It is by pure coincidence that the election of the 46th President of the United States happened in the year of the 46th volume of the personal daily journal kept by Yours Truly. It is also just a mere coincidence that the vast majority of the preceding forty-five volumes of that personal daily journal chronicle a first-person account of life and times in various localities in the nation’s forty-sixth state.
Make no mistake about it though. Volume 46 of the account of how I, the Route 66 Kid, has experienced the reality of year 2020 CE in the first-person has been the most surreal of all hand-written or Word file records authored to date. It will be impossible to write any history of the year gone by without using a litany of superlatives, most of which will not be the good kind. What can be said about a year of our life which had so many significant happenings long since booked on the calendar, all of which became subordinate to and at the mercy of one badly mishandled pandemic?
Even if Covid-19 had not asserted its crippling illness and lethality on our community, state and nation, 2020 would have been a major landmark year anyway, at least for everyone in America. It was especially a huge and significant milestone on the life timeline for Yours Truly. This was the year of my one and only calculated foray into politics seeking the Democratic nomination for my local state senate seat. This was also the year I ended a forty-two year career in the front line of health care delivery when I opted out of renewing my Advanced Practice RN license in March. All things said and done, after the voters chose someone else on the ballot of the June 30th Primary Election, on July 1st I actually did find retirement to be very becoming. Covid-19 however imposed limitations on all campaigning and group meetups that could only lower expectations. Also, events that led to the mass protests of the summer added dynamics that only made all political discourse all that more difficult.
The history of keeping of a daily record of my life and times dates back to my ninth grade year of junior high school. A visionary English teacher encouraged all her students to keep a daily record of their thoughts in her class. I believe I am the only one who did so completely through to the end. It wasn’t until the following year however that I began keeping a daily record of the happenings in my world and life as a matter of personal routine. With the exception of my time spent in Navy boot camp in early 1978, it has been a daily exercise of my intellectual hygiene and self-maintenance.
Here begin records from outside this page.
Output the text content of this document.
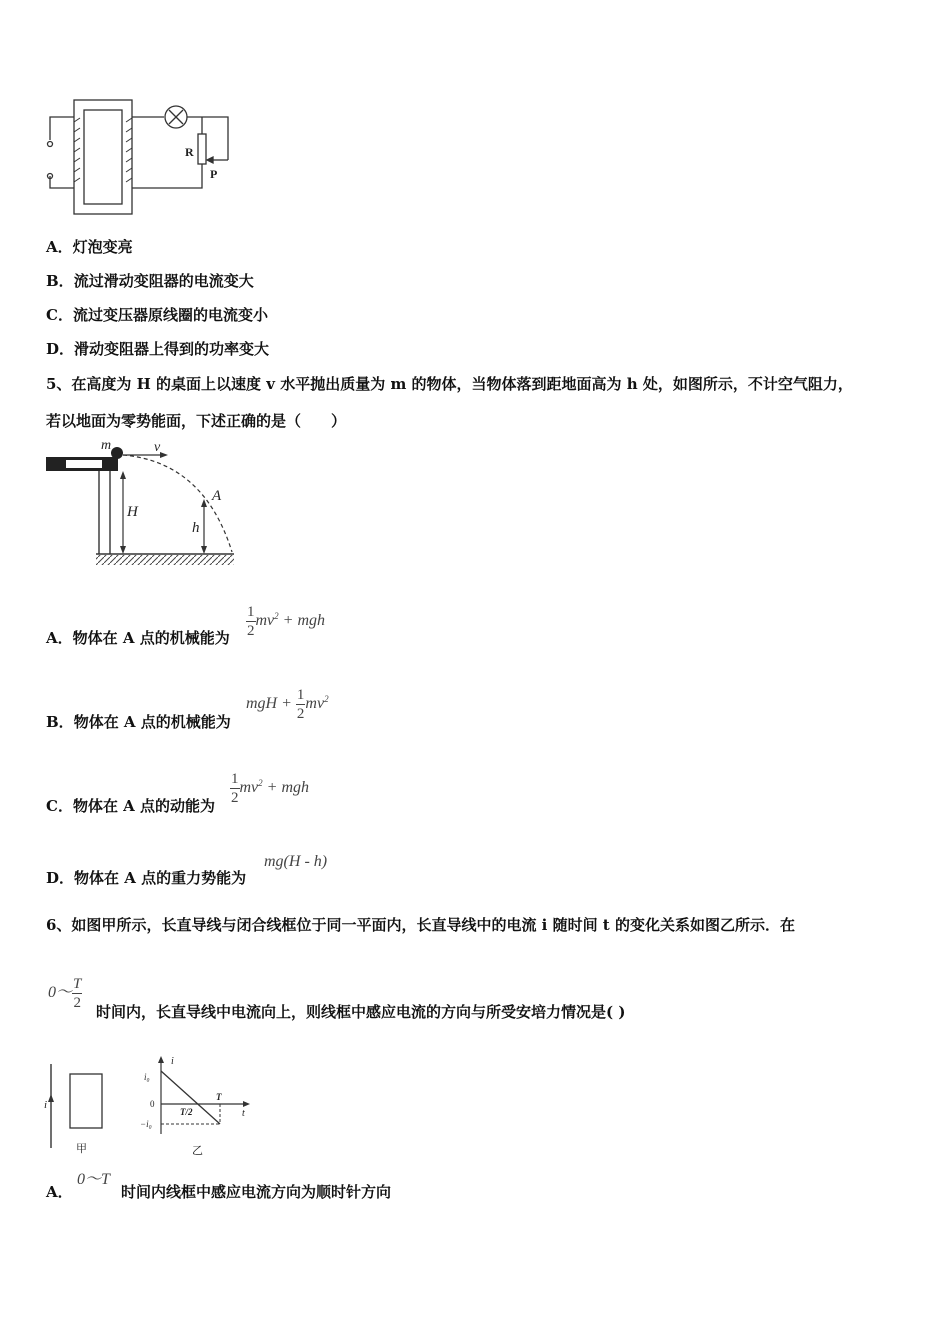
R
P
A．灯泡变亮
B．流过滑动变阻器的电流变大
C．流过变压器原线圈的电流变小
D．滑动变阻器上得到的功率变大
5、在高度为 H 的桌面上以速度 v 水平抛出质量为 m 的物体，当物体落到距地面高为 h 处，如图所示，不计空气阻力，
若以地面为零势能面，下述正确的是（　　）
m	v
H
h
A
A．物体在 A 点的机械能为 $\frac{1}{2} mv^2$ + mgh
B．物体在 A 点的机械能为
mgH + $\frac{1}{2} mv^2$
C．物体在 A 点的动能为 $\frac{1}{2} mv^2$ + mgh
D．物体在 A 点的重力势能为
mg(H - h)
6、如图甲所示，长直导线与闭合线框位于同一平面内，长直导线中的电流 i 随时间 t 的变化关系如图乙所示．在
0～ $\frac{T}{2}$ 时间内，长直导线中电流向上，则线框中感应电流的方向与所受安培力情况是( )
i
甲
i
t
i₀
0
−i₀
T/2
T
乙
A．
0～T
时间内线框中感应电流方向为顺时针方向
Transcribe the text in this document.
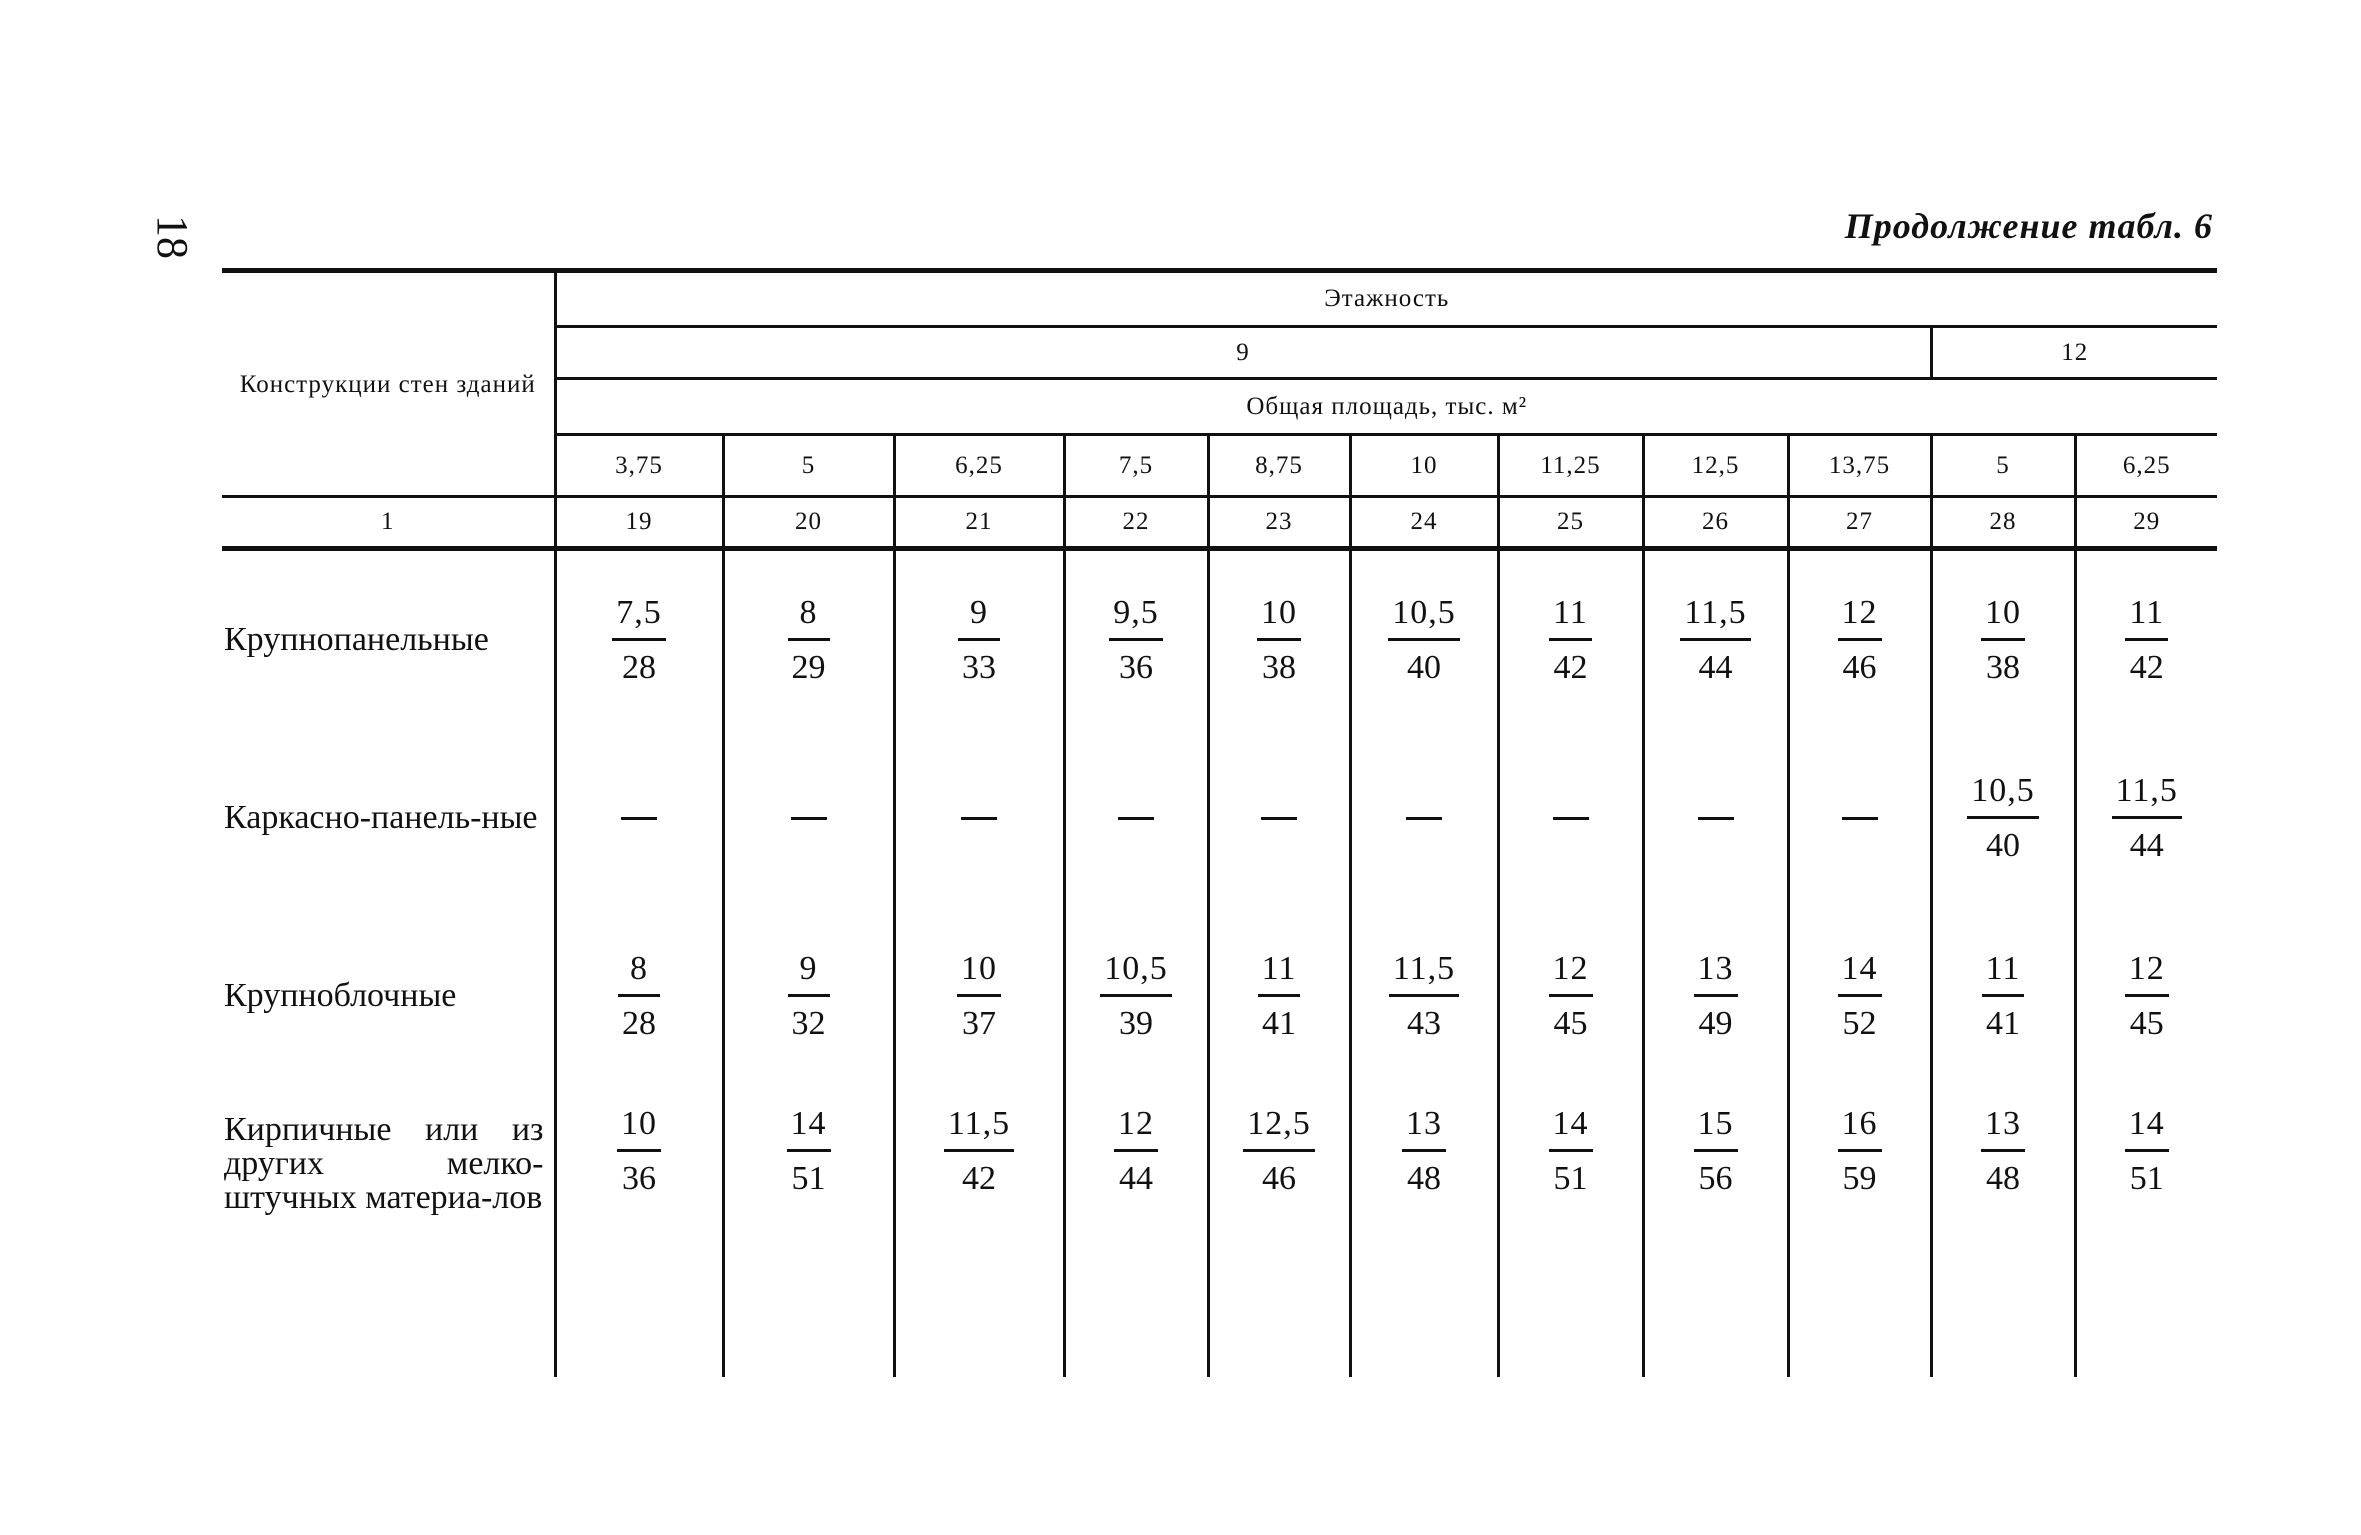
18	Продолжение табл. 6
Конструкции стен зданий	Этажность										
	9									12	
	Общая площадь, тыс. м²										
	3,75	5	6,25	7,5	8,75	10	11,25	12,5	13,75	5	6,25
1	19	20	21	22	23	24	25	26	27	28	29
Крупнопанельные	$\frac{7,5}{28}$	$\frac{8}{29}$	$\frac{9}{33}$	$\frac{9,5}{36}$	$\frac{10}{38}$	$\frac{10,5}{40}$	$\frac{11}{42}$	$\frac{11,5}{44}$	$\frac{12}{46}$	$\frac{10}{38}$	$\frac{11}{42}$

Каркасно-панель-ные										$\frac{10,5}{40}$	$\frac{11,5}{44}$

Крупноблочные	$\frac{8}{28}$	$\frac{9}{32}$	$\frac{10}{37}$	$\frac{10,5}{39}$	$\frac{11}{41}$	$\frac{11,5}{43}$	$\frac{12}{45}$	$\frac{13}{49}$	$\frac{14}{52}$	$\frac{11}{41}$	$\frac{12}{45}$

Кирпичные или из других мелко-штучных материа-лов	$\frac{10}{36}$	$\frac{14}{51}$	$\frac{11,5}{42}$	$\frac{12}{44}$	$\frac{12,5}{46}$	$\frac{13}{48}$	$\frac{14}{51}$	$\frac{15}{56}$	$\frac{16}{59}$	$\frac{13}{48}$	$\frac{14}{51}$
This evening’s Journal catalog entry #46-366 will mark the final post representing one observer’s description of a year in which the level of surrealism in daily life was matched only by the sobriety of the number and variety of losses sustained in it. Few if any people in Oklahoma, the United States and for that matter the entire World know anybody who has been completely unaffected by the imposition of a lethal pathogen. For a year that began with so much promise, it is ending with a ubiquitous sense of extremely high uncertainty. Despite a pervasive sense that the national ship of state has began making that long and slow turn back to the waters of competent and respected leadership, all of America has had to learn some hard and difficult lessons along the way. Looking back at year 2020, the hardest lesson that was played out on centerstage of a worldwide disaster was never underestimate the benefit of having a clear-headed, capable and competent mind at the nation’s helm. I realize that is something completely lost on 40 or so percent of the citizenry but everyone on the planet has now seen what a reality show host can do and how they can perform in the face of a worldwide disaster. On November 3rd, enough voters to matter opted to replace him.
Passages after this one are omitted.